When I realised I would be in Victoria at the beginning of the year one of the first things I did was contact some of my favourite Landscape and Garden Designers to see if they had any open gardens that coincided with my visit. Sam Cox was top of my list and although he didn’t have any open gardens he very generously invited me to look at his garden in Wattle Glen an hour out of Melbourne near Eltham.
His mud brick house sits on a gently sloped nine acre property, surrounded by waterholes and native gardens, it is absolutely stunning. There is a large portion of the property that is being regenerated and another area with vistas kept clear by a small pack of alpacas.
Sam Cox is a Landscape designer like no other in Australia he was mentored by Gordon Ford, one of Australia’s great post war Designers in league with Edna Walling and Ellis Stone. Below is a photo of Gordon Fords old work truck, in pride of place at the garden entrance.
Sam has a natural gift and a great passion for landscaping and design and this has been honed by many years in the trade, his love of the natural environment shines through his work and he is obviously at ease in what he does. (I am very jelous!). He still follows the basic design elements he was taught in the beginning and uses them to create beautiful naturalistic gardens that last forever and are true habitat gardens catering for all forms of native wildlife.

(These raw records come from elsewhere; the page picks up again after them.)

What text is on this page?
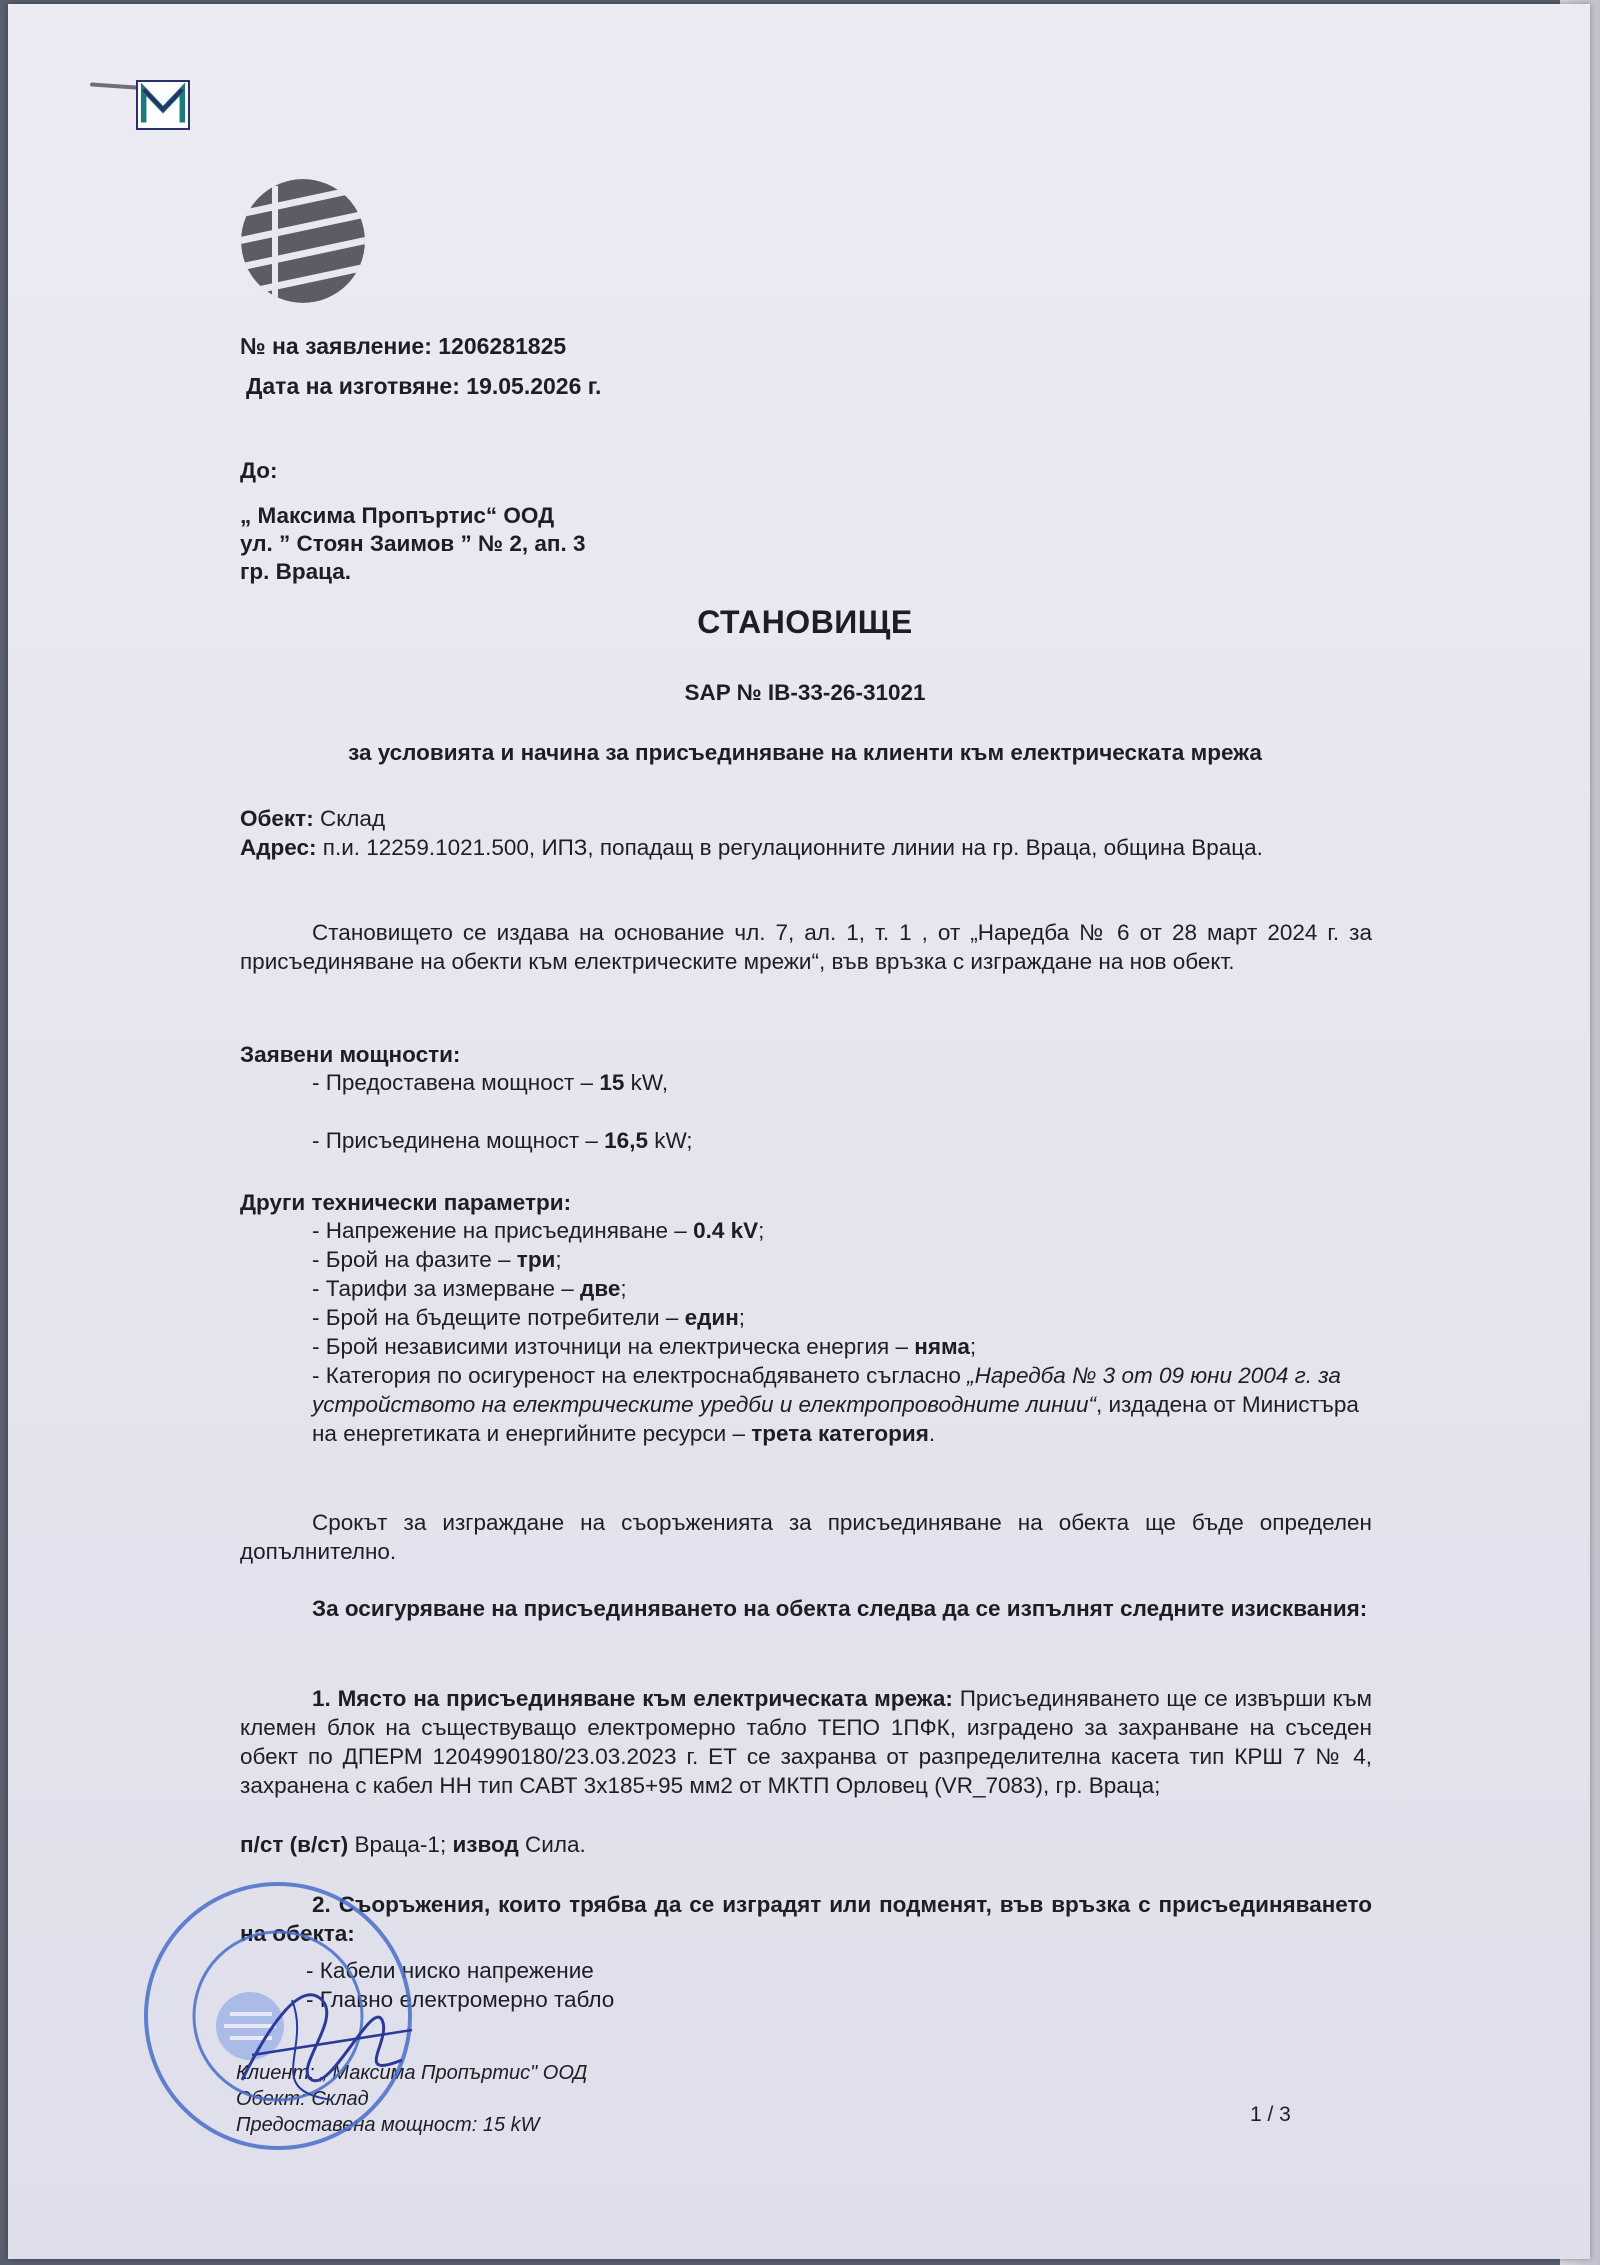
№ на заявление: 1206281825
Дата на изготвяне: 19.05.2026 г.
До:
„ Максима Пропъртис“ ООД
ул. ” Стоян Заимов ” № 2, ап. 3
гр. Враца.
СТАНОВИЩЕ
SAP № IB-33-26-31021
за условията и начина за присъединяване на клиенти към електрическата мрежа
Обект: Склад
Адрес: п.и. 12259.1021.500, ИПЗ, попадащ в регулационните линии на гр. Враца, община Враца.
Становището се издава на основание чл. 7, ал. 1, т. 1 , от „Наредба № 6 от 28 март 2024 г. за присъединяване на обекти към електрическите мрежи“, във връзка с изграждане на нов обект.
Заявени мощности:
- Предоставена мощност – 15 kW,
- Присъединена мощност – 16,5 kW;
Други технически параметри:
- Напрежение на присъединяване – 0.4 kV;
- Брой на фазите – три;
- Тарифи за измерване – две;
- Брой на бъдещите потребители – един;
- Брой независими източници на електрическа енергия – няма;
- Категория по осигуреност на електроснабдяването съгласно „Наредба № 3 от 09 юни 2004 г. за устройството на електрическите уредби и електропроводните линии“, издадена от Министъра на енергетиката и енергийните ресурси – трета категория.
Срокът за изграждане на съоръженията за присъединяване на обекта ще бъде определен допълнително.
За осигуряване на присъединяването на обекта следва да се изпълнят следните изисквания:
1. Място на присъединяване към електрическата мрежа: Присъединяването ще се извърши към клемен блок на съществуващо електромерно табло ТЕПО 1ПФК, изградено за захранване на съседен обект по ДПЕРМ 1204990180/23.03.2023 г. ЕТ се захранва от разпределителна касета тип КРШ 7 № 4, захранена с кабел НН тип САВТ 3х185+95 мм2 от МКТП Орловец (VR_7083), гр. Враца;
п/ст (в/ст) Враца-1; извод Сила.
2. Съоръжения, които трябва да се изградят или подменят, във връзка с присъединяването на обекта:
- Кабели ниско напрежение
- Главно електромерно табло
Клиент: „ Максима Пропъртис" ООД
Обект: Склад
Предоставена мощност: 15 kW	1 / 3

Water is an important part of his garden, there are two large bodies of water in the landscaped areas around the house. The first is a waterfall that turns into a pond only a metre away from the house, it is made from large boulders individually positioned to create as natural as flow as possible. In the photo above you can see the house in the background and in the foreground the planting of native water plants as a filtering system.
The billabong below the house is much larger and also has a small running water aspect to it, it is visible from the house at the front and also from Sam’s studio. A lot of thought has gone into making these bodies of water appear as though they have always been there, there are large shallow areas around the edges allowing for large plantings of rushes and sedges.
Even when a new decked pathway has been put in, to provide good visibility of the snakes, it has been done so in a meandering manner with plenty of space for the plants to spill over the edges.
The areas around the house have recently been freshly paved with Castlemaine slate, providing again good visibility for snake spotting, but mainly clean gentle lines, this surface will age quickly and blend in with the large boulders.
The plant palette used around the garden is quite simple and understated, many local indigenous species are represented and many large trees have been planted close to the house. Sam designs mainly on site and says the plant species are secondary, he thinks in form first and choses the plants second. I can relate to this way of working and it makes perfect sense, some of the species commonly represented as under storey fill plants are Brachysema celsianum, Correa alba, Correa reflexa, Rhagodia spinescens and Westringia spps.
Sculpture has a place in the garden too, below is the gardening tools graveyard.
Wattle Glen is open regularly through the Australian Open Garden Scheme, it is open next month in fact.
It is worth a visit but if it is too far, then do some reading on Gordon Ford, his design principals have a lot of relevance for todays designers and gardeners. We are lucky we have someone like Sam to guide us further!